EU-based creators report a different reality.
Demonetization notices frequently arrive without specific explanations. Identical content may be monetized one week and restricted the next. Appeals, when available, often return generic responses that cite policy categories without identifying the triggering element. In time-sensitive contexts—news commentary, cultural analysis, or political speech—lost revenue during peak relevance windows is rarely recoverable.
Under EU regulatory frameworks, monetization decisions can materially affect freedom of expression and economic viability. Yet YouTube treats these actions as routine operational matters rather than as decisions with rights implications.
Analysis
Monetization is enforcement by another name.
By separating content removal from revenue restriction, YouTube frames demonetization as a lesser action. In practice, it can be more damaging. A video that remains visible but financially unsupported still loses reach, algorithmic favor, and creator sustainability.
This system reflects incentives set at the corporate level. Google operates a global advertising business where brand safety and risk minimization are prioritized. Monetization controls allow YouTube to quietly manage perceived risk without the scrutiny that accompanies takedowns.
Crucially, monetization standards are not applied with the same procedural safeguards as content moderation. There are no clear timelines, no meaningful explanations, and no public accounting of error rates.
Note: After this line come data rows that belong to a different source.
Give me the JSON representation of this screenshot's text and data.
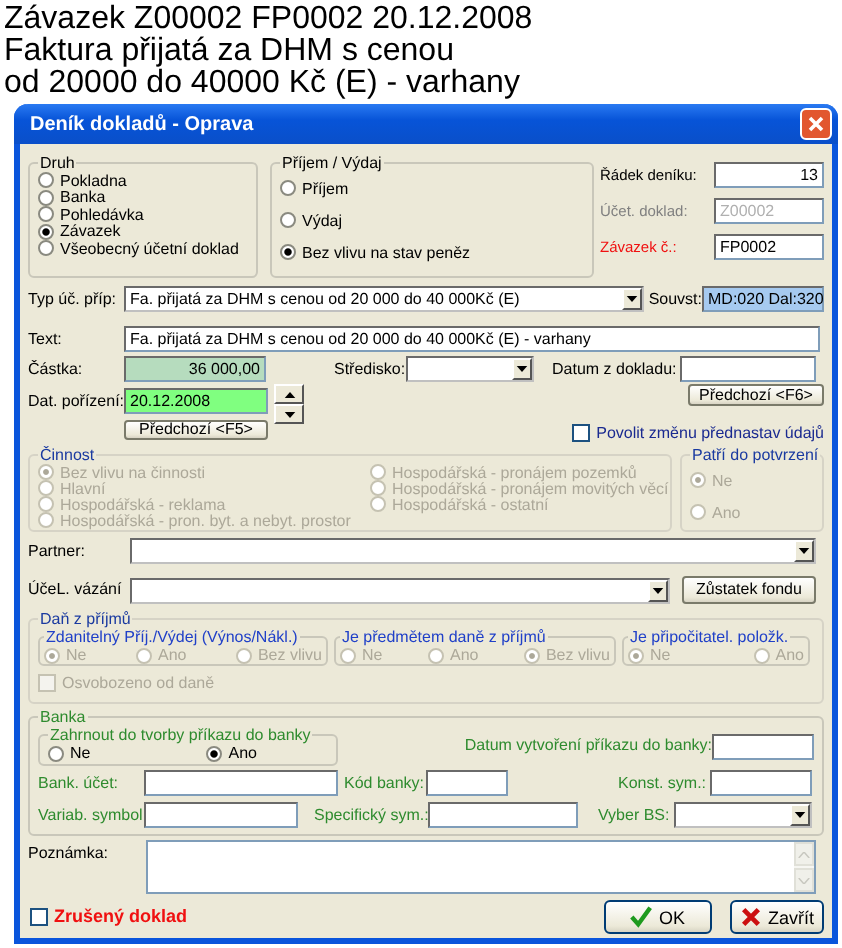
{
  "heading": [
    "Závazek Z00002 FP0002 20.12.2008",
    "Faktura přijatá za DHM s cenou",
    "od 20000 do 40000 Kč (E) - varhany"
  ],
  "window": {
    "title": "Deník dokladů - Oprava"
  },
  "druh": {
    "legend": "Druh",
    "options": [
      {
        "label": "Pokladna",
        "selected": false
      },
      {
        "label": "Banka",
        "selected": false
      },
      {
        "label": "Pohledávka",
        "selected": false
      },
      {
        "label": "Závazek",
        "selected": true
      },
      {
        "label": "Všeobecný účetní doklad",
        "selected": false
      }
    ]
  },
  "pohyb": {
    "legend": "Příjem / Výdaj",
    "options": [
      {
        "label": "Příjem",
        "selected": false
      },
      {
        "label": "Výdaj",
        "selected": false
      },
      {
        "label": "Bez vlivu na stav peněz",
        "selected": true
      }
    ]
  },
  "radek": {
    "label": "Řádek deníku:",
    "value": "13"
  },
  "ucet_doklad": {
    "label": "Účet. doklad:",
    "value": "Z00002",
    "disabled": true
  },
  "zavazek": {
    "label": "Závazek č.:",
    "value": "FP0002",
    "required": true
  },
  "typ": {
    "label": "Typ úč. příp:",
    "value": "Fa. přijatá za DHM s cenou od 20 000 do 40 000Kč (E)"
  },
  "souvst": {
    "label": "Souvst:",
    "value": "MD:020 Dal:320"
  },
  "text": {
    "label": "Text:",
    "value": "Fa. přijatá za DHM s cenou od 20 000 do 40 000Kč (E) - varhany"
  },
  "castka": {
    "label": "Částka:",
    "value": "36 000,00"
  },
  "stredisko": {
    "label": "Středisko:"
  },
  "datum_z_dokladu": {
    "label": "Datum z dokladu:"
  },
  "predchozi_f6": "Předchozí <F6>",
  "dat_porizeni": {
    "label": "Dat. pořízení:",
    "value": "20.12.2008"
  },
  "predchozi_f5": "Předchozí <F5>",
  "povolit": {
    "label": "Povolit změnu přednastav údajů",
    "checked": false
  },
  "cinnost": {
    "legend": "Činnost",
    "disabled": true,
    "options": [
      {
        "label": "Bez vlivu na činnosti",
        "selected": true
      },
      {
        "label": "Hlavní",
        "selected": false
      },
      {
        "label": "Hospodářská - reklama",
        "selected": false
      },
      {
        "label": "Hospodářská - pron. byt. a nebyt. prostor",
        "selected": false
      },
      {
        "label": "Hospodářská - pronájem pozemků",
        "selected": false
      },
      {
        "label": "Hospodářská - pronájem movitých věcí",
        "selected": false
      },
      {
        "label": "Hospodářská - ostatní",
        "selected": false
      }
    ]
  },
  "patri": {
    "legend": "Patří do potvrzení",
    "disabled": true,
    "options": [
      {
        "label": "Ne",
        "selected": true
      },
      {
        "label": "Ano",
        "selected": false
      }
    ]
  },
  "partner": {
    "label": "Partner:"
  },
  "ucel": {
    "label": "ÚčeL. vázání"
  },
  "zustatek": "Zůstatek fondu",
  "dan": {
    "legend": "Daň z příjmů",
    "disabled": true,
    "groups": [
      {
        "legend": "Zdanitelný Příj./Výdej (Výnos/Nákl.)",
        "options": [
          {
            "label": "Ne",
            "selected": true
          },
          {
            "label": "Ano",
            "selected": false
          },
          {
            "label": "Bez vlivu",
            "selected": false
          }
        ]
      },
      {
        "legend": "Je předmětem daně z příjmů",
        "options": [
          {
            "label": "Ne",
            "selected": false
          },
          {
            "label": "Ano",
            "selected": false
          },
          {
            "label": "Bez vlivu",
            "selected": true
          }
        ]
      },
      {
        "legend": "Je připočitatel. položk.",
        "options": [
          {
            "label": "Ne",
            "selected": true
          },
          {
            "label": "Ano",
            "selected": false
          }
        ]
      }
    ],
    "osvobozeno": {
      "label": "Osvobozeno od daně",
      "checked": false
    }
  },
  "banka": {
    "legend": "Banka",
    "zahrnout": {
      "legend": "Zahrnout do tvorby příkazu do banky",
      "options": [
        {
          "label": "Ne",
          "selected": false
        },
        {
          "label": "Ano",
          "selected": true
        }
      ]
    },
    "datum": {
      "label": "Datum vytvoření příkazu do banky:"
    },
    "bank_ucet": {
      "label": "Bank. účet:"
    },
    "kod_banky": {
      "label": "Kód banky:"
    },
    "konst_sym": {
      "label": "Konst. sym.:"
    },
    "variab_symbol": {
      "label": "Variab. symbol"
    },
    "specificky_sym": {
      "label": "Specifický sym.:"
    },
    "vyber_bs": {
      "label": "Vyber BS:"
    }
  },
  "poznamka": {
    "label": "Poznámka:"
  },
  "zruseny": {
    "label": "Zrušený doklad",
    "checked": false
  },
  "buttons": [
    {
      "label": "OK",
      "kind": "ok"
    },
    {
      "label": "Zavřít",
      "kind": "close"
    }
  ]
}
This creates a parallel enforcement channel that operates largely outside regulatory view.
For EU regulators, this raises a structural issue: platforms can shape speech and livelihoods without triggering the oversight mechanisms designed for more visible enforcement actions.
What Remains Unclear
YouTube does not publish data on demonetization rates within the EU by country, language, or content category. It does not disclose how often monetization decisions are reversed on appeal or how long such reviews take. Without this information, regulators cannot assess whether the system is fair or proportionate.
Why This Matters
Economic pressure is a powerful form of control. When monetization is restricted without explanation, creators are pushed to self-censor to avoid future losses. Over time, this narrows the range of permissible speech without a single piece of content being formally removed.
If EU digital protections are meant to safeguard both expression and economic participation, then monetization systems cannot remain opaque. A platform that can quietly punish speech through revenue controls exercises influence that deserves scrutiny.
This episode adds another layer to a recurring pattern: enforcement mechanisms that operate effectively, but not transparently.
References (APA)
European Commission. (2024). Digital Services Act: Systemic risk and economic impacts on creators.
Center for Democracy & Technology. (2022). Monetization, moderation, and platform power.
Gillespie, T. (2018). Custodians of the Internet. Yale University Press.